I’ll also be giving some remote friends access to this rig via Jupyter, so being able to fork off a GPU into a VM or container is appealing.
My absolute max budget for this is around $3,100 USD, though I’d like to keep to around $2,500. I live in NZ, so figure around $150 or so for shipping, plus 15% markup due to import taxes and brokering fees.
At the moment I’m debating between the A4000 and MI25 cards. Pros on both are that they’re cheap and they have fast VRAM. Unfortunately neither supports memory pooling via NVLink or Infinity Fabric, but cards that do are either too power hungry, or too far out of my price range.
I did have a look at the A5000 and MI50/MI60 cards in an attempt to get something that could do memory pooling. A5000 is still a bit too expensive, and it’s not clear whether infinity fabric link is actually supported on anything earlier than the MI100, even though the physical connector is there. Also the only four-GPU infinity fabric link bridge card that I could find was like $600USD (same price as the only two-GPU one that I found).
I also had a look at Pascal and even Maxwell Tesla cards. The P40 is cheap as chips, but also doesn’t NVLink, and doesn’t have quite the performance that I’d like. I could go P100 for NVLink, but then I’d be in a price range that’s similar to used A4000s, and that perf boost looks appealing.
I’m currently leaning heavily toward A4000, but the price of used MI25 cards is really appealing. Perf per watt isn’t great, but I could learn to live with it.
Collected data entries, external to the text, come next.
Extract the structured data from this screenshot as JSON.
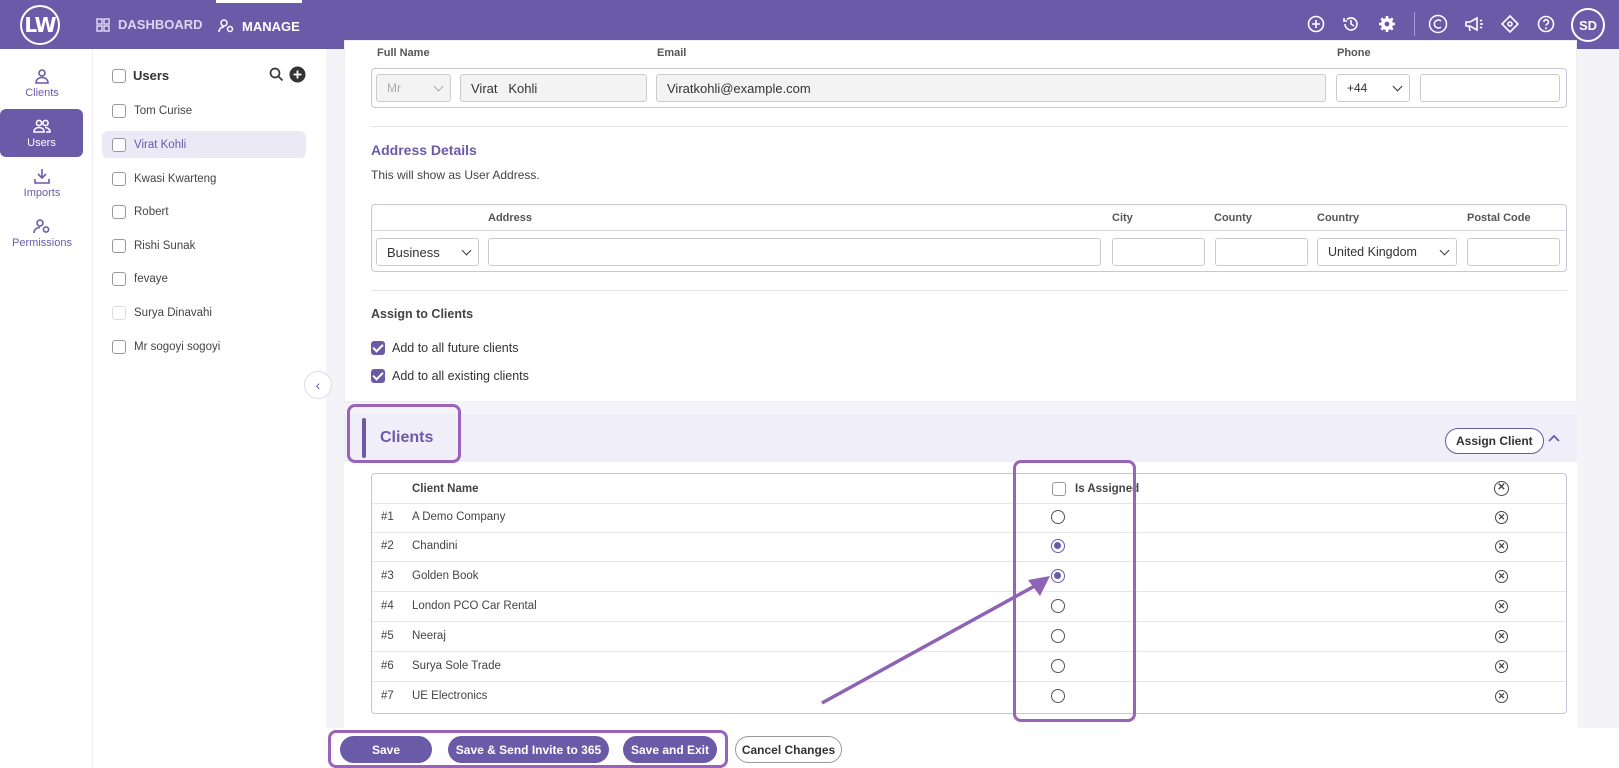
{
  "topbar": {
    "logo": "LW",
    "nav": [
      {
        "label": "DASHBOARD"
      },
      {
        "label": "MANAGE"
      }
    ],
    "icons": [
      "add-circle-icon",
      "history-icon",
      "gear-icon",
      "c-logo-icon",
      "megaphone-icon",
      "puzzle-icon",
      "help-icon"
    ],
    "avatar": "SD"
  },
  "sidebar": {
    "items": [
      {
        "label": "Clients",
        "icon": "person-icon"
      },
      {
        "label": "Users",
        "icon": "users-icon"
      },
      {
        "label": "Imports",
        "icon": "download-icon"
      },
      {
        "label": "Permissions",
        "icon": "user-gear-icon"
      }
    ]
  },
  "userlist": {
    "title": "Users",
    "users": [
      {
        "name": "Tom Curise"
      },
      {
        "name": "Virat Kohli"
      },
      {
        "name": "Kwasi Kwarteng"
      },
      {
        "name": "Robert"
      },
      {
        "name": "Rishi Sunak"
      },
      {
        "name": "fevaye"
      },
      {
        "name": "Surya Dinavahi"
      },
      {
        "name": "Mr sogoyi sogoyi"
      }
    ]
  },
  "form": {
    "full_name_label": "Full Name",
    "email_label": "Email",
    "phone_label": "Phone",
    "title_value": "Mr",
    "name_value": "Virat   Kohli",
    "email_value": "Viratkohli@example.com",
    "phone_code": "+44",
    "phone_value": ""
  },
  "address": {
    "title": "Address Details",
    "subtitle": "This will show as User Address.",
    "address_label": "Address",
    "city_label": "City",
    "county_label": "County",
    "country_label": "Country",
    "postal_label": "Postal Code",
    "type_value": "Business",
    "country_value": "United Kingdom"
  },
  "assign": {
    "title": "Assign to Clients",
    "future_label": "Add to all future clients",
    "existing_label": "Add to all existing clients"
  },
  "clients": {
    "title": "Clients",
    "assign_button": "Assign Client",
    "col_name": "Client Name",
    "col_assigned": "Is Assigned",
    "rows": [
      {
        "num": "#1",
        "name": "A Demo Company",
        "assigned": false
      },
      {
        "num": "#2",
        "name": "Chandini",
        "assigned": true
      },
      {
        "num": "#3",
        "name": "Golden Book",
        "assigned": true
      },
      {
        "num": "#4",
        "name": "London PCO Car Rental",
        "assigned": false
      },
      {
        "num": "#5",
        "name": "Neeraj",
        "assigned": false
      },
      {
        "num": "#6",
        "name": "Surya Sole Trade",
        "assigned": false
      },
      {
        "num": "#7",
        "name": "UE Electronics",
        "assigned": false
      }
    ]
  },
  "footer": {
    "save": "Save",
    "save_invite": "Save & Send Invite to 365",
    "save_exit": "Save and Exit",
    "cancel": "Cancel Changes"
  },
  "colors": {
    "brand": "#6a5aa8",
    "highlight": "#9863b8"
  }
}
Most of the feedback that I’m getting from other hobbyist ML practitioner friends seems to be to avoid team red, but I have a feeling that I may get more learning framework internals XP out of taking the hard path with ROCm.
Does anyone on this forum have a good amount of experience with both vendors? If so, what would you advise?
Also in general, is there anything that I should be considering that I’m not? If it helps any, I’m a fairly experienced software engineer (20+ years professional experience) with a fair amount of time in the saddle in ops and systems engineering roles.